The latter can make the difference between projects that run over-budget and off-schedule and those that put passengers in elevators without a hitch.
Identifying – and Overcoming – Common Frustrations
While a close partnership between owners and governing authorities can streamline the elevator inspection and installation processes, there are common obstacles that need to be cleared. The main sources of frustration between regulatory bodies and owners:
- Managing responsibilities. The onus for safe elevator operation ultimately falls on owners; they are responsible for maintaining their elevators, scheduling inspections, obtaining certificates of compliance and/or current licenses, and completing other key tasks. Failing to handle these properly can result in delays and even shutdowns for noncompliant elevators.
- Clearing deficiencies. If deficiencies are uncovered during an inspection, owners are given a period of time to fix them (e.g. 30 days, 90 days). They must notify their governing bodies when they have resolved the issues and then ensure they are reauthorized to operate.
- Handling “minor” administrative details. While it may seem like a small matter, not notifying authorities of a change in ownership can create a significant administrative hassle. When buildings change hands, the current owner may need a new operating license. To ensure full compliance, they need to advise the appropriate jurisdictional body.
- Code complexity. Elevator codes are complicated, and they change frequently. Keeping up is often an administrative and financial hardship for building owners – who likely do not have much experience with or knowledge of the technical aspects of elevator operation.

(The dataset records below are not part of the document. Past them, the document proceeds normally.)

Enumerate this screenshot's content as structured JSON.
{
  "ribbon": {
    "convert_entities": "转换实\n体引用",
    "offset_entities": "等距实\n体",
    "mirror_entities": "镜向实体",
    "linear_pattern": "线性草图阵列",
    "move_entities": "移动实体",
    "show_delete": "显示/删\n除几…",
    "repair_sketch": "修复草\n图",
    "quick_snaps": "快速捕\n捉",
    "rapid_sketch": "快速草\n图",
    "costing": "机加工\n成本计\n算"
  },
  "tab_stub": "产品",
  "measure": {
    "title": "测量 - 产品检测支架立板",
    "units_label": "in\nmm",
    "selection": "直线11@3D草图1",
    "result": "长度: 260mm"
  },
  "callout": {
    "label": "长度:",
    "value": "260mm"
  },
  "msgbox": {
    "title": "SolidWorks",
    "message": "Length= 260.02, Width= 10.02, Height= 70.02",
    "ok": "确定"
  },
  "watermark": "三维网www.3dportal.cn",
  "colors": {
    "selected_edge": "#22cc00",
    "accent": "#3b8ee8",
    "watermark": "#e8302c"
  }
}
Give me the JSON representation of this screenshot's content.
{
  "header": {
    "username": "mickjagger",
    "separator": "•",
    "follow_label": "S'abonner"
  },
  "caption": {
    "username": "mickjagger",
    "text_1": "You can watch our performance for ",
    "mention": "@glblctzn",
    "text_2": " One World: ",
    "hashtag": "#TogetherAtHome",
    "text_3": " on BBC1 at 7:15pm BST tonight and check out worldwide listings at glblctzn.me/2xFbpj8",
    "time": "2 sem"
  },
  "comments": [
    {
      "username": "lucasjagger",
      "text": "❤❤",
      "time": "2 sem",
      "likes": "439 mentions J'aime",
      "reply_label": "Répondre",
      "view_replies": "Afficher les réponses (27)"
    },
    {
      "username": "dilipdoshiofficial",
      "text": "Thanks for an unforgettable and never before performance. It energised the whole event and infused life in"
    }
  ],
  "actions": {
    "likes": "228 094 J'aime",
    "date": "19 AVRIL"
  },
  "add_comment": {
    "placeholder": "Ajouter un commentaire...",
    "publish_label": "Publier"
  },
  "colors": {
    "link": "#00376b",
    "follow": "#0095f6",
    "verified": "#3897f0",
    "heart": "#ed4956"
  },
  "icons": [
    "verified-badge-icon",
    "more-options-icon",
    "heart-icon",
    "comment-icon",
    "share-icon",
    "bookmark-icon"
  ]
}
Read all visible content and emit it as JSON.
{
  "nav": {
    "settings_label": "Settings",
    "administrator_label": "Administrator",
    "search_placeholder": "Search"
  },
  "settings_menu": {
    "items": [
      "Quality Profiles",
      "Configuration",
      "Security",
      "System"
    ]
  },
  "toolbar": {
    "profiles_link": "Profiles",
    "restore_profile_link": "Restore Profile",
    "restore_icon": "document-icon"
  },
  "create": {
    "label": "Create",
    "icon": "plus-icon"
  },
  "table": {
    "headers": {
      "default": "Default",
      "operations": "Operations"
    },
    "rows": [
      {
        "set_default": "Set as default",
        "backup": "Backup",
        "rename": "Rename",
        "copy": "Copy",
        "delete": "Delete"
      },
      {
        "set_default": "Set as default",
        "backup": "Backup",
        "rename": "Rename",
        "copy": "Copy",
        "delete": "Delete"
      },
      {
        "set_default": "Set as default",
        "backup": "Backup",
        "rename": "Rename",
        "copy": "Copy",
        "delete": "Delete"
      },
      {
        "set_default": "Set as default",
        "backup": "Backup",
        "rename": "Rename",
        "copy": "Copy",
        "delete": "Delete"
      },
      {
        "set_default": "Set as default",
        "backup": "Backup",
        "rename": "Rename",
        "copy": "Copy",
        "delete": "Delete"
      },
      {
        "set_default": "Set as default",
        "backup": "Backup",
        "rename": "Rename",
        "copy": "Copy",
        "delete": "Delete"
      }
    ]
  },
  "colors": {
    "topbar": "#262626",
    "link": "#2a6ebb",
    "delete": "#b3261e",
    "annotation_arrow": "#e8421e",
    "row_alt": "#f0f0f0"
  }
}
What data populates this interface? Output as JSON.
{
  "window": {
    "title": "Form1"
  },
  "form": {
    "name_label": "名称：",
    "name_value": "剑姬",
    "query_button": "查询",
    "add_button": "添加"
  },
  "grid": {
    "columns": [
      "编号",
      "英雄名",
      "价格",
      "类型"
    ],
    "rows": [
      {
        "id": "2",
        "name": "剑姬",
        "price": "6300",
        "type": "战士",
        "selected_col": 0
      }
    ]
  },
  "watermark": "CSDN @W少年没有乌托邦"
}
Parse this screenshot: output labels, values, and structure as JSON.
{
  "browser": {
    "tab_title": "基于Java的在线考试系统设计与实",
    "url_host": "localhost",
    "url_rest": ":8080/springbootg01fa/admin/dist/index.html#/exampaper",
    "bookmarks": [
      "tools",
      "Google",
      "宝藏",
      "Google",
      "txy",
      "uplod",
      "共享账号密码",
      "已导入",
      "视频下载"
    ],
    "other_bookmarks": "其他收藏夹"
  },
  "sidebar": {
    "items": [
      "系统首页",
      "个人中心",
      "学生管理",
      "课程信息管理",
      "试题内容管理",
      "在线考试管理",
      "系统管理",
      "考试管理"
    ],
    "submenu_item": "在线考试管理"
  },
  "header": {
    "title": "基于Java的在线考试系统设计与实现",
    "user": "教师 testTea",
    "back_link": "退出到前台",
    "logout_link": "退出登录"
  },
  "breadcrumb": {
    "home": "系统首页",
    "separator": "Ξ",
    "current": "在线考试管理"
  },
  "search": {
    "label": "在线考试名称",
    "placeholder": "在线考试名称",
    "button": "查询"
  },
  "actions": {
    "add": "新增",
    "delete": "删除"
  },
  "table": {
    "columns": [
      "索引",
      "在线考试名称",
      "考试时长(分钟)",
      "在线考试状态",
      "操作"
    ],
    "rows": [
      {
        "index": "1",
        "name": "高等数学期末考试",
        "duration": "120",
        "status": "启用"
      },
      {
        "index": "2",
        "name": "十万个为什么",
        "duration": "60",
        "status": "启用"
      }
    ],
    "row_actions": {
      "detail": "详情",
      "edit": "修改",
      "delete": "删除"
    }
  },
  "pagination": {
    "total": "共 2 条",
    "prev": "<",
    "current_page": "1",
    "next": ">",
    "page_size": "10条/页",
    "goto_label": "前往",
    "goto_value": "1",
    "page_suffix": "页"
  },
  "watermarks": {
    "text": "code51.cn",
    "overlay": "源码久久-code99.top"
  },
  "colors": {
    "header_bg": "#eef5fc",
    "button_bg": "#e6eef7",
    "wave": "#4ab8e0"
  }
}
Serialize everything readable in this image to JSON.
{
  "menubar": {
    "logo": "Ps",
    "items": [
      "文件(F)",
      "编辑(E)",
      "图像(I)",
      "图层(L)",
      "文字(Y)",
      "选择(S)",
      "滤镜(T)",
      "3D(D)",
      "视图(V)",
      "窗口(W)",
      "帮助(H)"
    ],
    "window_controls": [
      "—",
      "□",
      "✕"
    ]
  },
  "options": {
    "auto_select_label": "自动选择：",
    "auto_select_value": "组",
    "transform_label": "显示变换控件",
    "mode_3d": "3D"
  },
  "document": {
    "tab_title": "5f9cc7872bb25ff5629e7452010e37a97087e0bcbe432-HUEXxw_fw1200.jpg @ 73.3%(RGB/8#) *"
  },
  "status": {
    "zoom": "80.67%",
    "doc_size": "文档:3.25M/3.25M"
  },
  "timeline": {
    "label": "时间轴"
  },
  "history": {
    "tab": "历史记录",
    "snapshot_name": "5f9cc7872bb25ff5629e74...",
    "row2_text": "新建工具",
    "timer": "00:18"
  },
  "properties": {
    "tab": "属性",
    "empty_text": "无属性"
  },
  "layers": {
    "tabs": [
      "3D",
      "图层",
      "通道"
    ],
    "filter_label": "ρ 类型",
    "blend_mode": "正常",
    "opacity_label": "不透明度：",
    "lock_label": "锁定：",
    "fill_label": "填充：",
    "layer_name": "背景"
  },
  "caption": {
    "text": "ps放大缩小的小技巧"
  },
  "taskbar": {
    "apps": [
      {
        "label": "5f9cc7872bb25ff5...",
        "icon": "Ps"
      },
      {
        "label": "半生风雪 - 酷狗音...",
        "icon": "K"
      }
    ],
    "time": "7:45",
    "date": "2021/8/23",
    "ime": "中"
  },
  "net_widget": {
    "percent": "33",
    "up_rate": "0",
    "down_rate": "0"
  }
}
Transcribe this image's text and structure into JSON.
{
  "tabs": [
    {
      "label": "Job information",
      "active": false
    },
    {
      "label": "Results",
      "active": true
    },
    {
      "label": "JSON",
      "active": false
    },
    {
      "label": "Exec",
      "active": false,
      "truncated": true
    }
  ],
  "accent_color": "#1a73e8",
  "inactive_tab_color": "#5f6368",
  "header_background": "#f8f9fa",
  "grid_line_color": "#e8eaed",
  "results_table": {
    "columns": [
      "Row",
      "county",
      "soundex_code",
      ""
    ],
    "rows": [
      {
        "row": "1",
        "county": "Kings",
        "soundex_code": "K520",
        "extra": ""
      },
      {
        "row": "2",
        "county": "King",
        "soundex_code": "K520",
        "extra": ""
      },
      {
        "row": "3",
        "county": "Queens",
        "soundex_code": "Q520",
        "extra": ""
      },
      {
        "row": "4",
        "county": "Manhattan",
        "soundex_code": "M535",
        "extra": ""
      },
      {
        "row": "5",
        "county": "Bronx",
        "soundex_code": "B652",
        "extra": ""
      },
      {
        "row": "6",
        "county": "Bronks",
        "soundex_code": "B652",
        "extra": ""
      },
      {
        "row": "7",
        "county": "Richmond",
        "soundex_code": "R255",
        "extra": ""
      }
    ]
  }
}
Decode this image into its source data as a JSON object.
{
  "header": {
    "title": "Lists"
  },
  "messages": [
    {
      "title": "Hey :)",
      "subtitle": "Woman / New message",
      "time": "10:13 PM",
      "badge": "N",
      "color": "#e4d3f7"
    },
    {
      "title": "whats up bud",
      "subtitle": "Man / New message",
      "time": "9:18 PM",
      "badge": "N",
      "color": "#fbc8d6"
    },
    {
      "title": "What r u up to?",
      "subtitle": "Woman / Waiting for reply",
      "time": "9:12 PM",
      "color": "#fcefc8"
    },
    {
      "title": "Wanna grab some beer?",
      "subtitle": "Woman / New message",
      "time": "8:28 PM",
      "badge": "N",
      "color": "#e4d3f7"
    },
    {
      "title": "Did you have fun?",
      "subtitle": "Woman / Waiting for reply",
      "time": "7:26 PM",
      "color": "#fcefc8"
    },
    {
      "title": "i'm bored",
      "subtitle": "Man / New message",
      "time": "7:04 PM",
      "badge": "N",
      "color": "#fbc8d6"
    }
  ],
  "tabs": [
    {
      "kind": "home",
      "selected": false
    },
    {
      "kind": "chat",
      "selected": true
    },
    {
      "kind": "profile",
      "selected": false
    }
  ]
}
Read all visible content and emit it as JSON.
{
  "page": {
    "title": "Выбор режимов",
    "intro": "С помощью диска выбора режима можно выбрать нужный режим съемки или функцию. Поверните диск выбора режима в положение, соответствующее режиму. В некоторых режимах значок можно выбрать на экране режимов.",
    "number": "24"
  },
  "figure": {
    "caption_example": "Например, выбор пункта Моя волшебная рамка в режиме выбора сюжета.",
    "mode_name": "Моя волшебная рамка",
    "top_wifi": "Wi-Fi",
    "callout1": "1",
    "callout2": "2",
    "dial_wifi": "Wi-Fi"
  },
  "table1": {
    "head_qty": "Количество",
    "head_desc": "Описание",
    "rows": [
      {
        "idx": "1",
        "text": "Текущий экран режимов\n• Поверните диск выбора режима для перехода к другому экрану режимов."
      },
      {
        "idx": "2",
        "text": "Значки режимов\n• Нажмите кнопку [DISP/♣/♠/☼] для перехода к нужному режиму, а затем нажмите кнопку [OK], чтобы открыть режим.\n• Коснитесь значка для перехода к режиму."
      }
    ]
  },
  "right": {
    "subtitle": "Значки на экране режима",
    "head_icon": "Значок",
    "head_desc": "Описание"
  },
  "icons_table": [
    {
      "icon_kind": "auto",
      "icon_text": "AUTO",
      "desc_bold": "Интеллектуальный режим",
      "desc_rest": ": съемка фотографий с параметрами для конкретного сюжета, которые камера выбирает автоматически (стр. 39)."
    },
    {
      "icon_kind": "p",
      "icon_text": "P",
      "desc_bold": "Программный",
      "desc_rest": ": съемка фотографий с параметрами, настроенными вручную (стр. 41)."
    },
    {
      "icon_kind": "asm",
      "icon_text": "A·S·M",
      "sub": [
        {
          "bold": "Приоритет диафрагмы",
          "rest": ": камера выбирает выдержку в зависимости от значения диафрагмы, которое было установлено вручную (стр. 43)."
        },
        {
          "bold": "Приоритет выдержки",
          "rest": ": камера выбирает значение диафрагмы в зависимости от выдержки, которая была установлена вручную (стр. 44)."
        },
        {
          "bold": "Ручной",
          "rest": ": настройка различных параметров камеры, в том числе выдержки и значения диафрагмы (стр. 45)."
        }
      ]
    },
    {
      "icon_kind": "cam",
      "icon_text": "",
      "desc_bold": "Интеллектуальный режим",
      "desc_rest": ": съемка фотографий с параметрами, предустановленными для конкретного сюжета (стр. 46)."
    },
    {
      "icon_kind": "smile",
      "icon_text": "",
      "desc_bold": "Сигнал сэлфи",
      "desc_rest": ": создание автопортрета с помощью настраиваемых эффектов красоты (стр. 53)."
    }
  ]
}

- Maintenance provisions. ASME 17.1/CSA B44 includes maintenance provisions. For example, all elevators need a Maintenance Control Program (MCP), and this needs to be maintained and updated regularly. The document, which must be on site, keeps a record of equipment servicing, descriptions of maintenance tasks performed and the pertinent elevator code, wiring documents, tests performed, and more.
What about the frustrations that owners may have with elevator safety authorities?
While the elevator maintenance company typically handles this, it is always the legal – and financial – responsibility of the owner. Given budgetary constraints, this can be a big challenge.
Overcoming Obstacles and Ensuring Safety and Compliance
Elevator contractors and maintenance companies can act as a conduit between owners and governing bodies. Trusted partners are able to combine in-depth knowledge of elevator safety and compliance with a keen understanding of owners’ needs.
A clear line of communication is essential for optimal efficiency, speed, and convenience; elevator contractors can provide the vital connection between owners and authorities.